ClimateWorks Australia chief executive Anna Skarbek said overall progress was mainly due to one sector – land – achieving strong emissions reductions which masked growth in energy emissions in industry, buildings and transport.

“The data shows national emissions progress since 2005 was driven by reduced land clearing and increased afforestation, some increases in energy efficiency and a slight reduction in power emissions as more renewable energy entered the market,” she said.

“However, emissions are now higher than 2005 levels in the industry, buildings and transport sectors. While there were improvements in each sector at times, none of the sectors improved consistently at a rate required to meet the government’s 2030 target or the Paris Agreement goal of net zero emissions by mid-century.”

Anna Skarbek said the research showed that emissions are not projected to fall any further by 2030 under current and proposed policies.

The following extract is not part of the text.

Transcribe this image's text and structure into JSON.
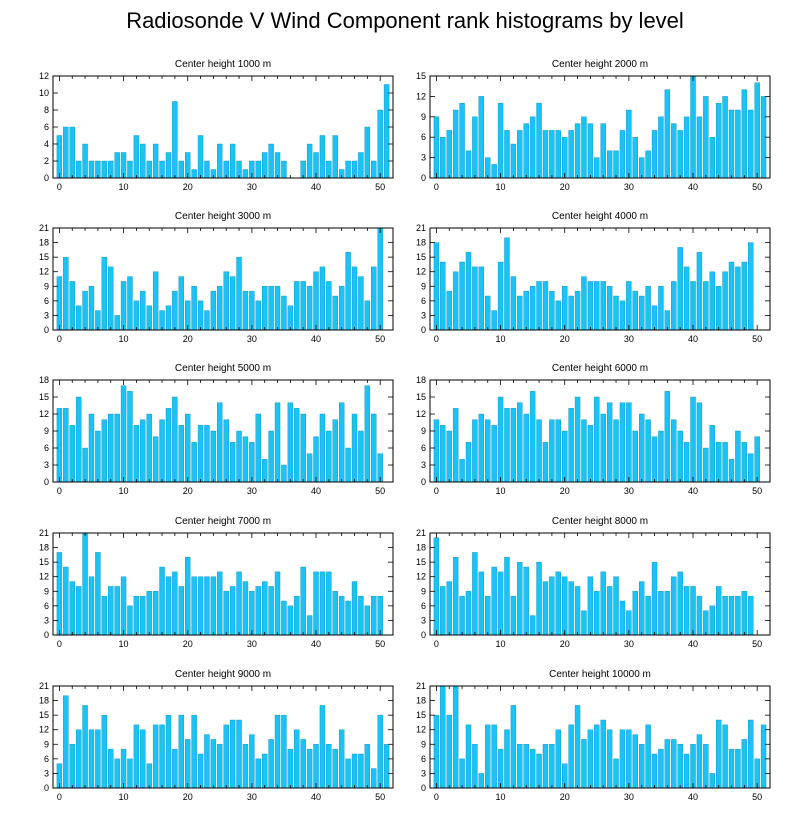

“Going forward to 2030, there is three times the potential needed to reach the government’s current 2030 target, but projections show this will not be harnessed under current policy settings.

“However, it is still possible to build on areas of recent momentum if Australia implements further policies that guide investment in a cleaner economy,” she said.  “Our research shows Australia has the potential to reach 55 per cent below 2005 levels by 2030 and this would set our economy on the net zero emissions pathway needed for the Paris Agreement.”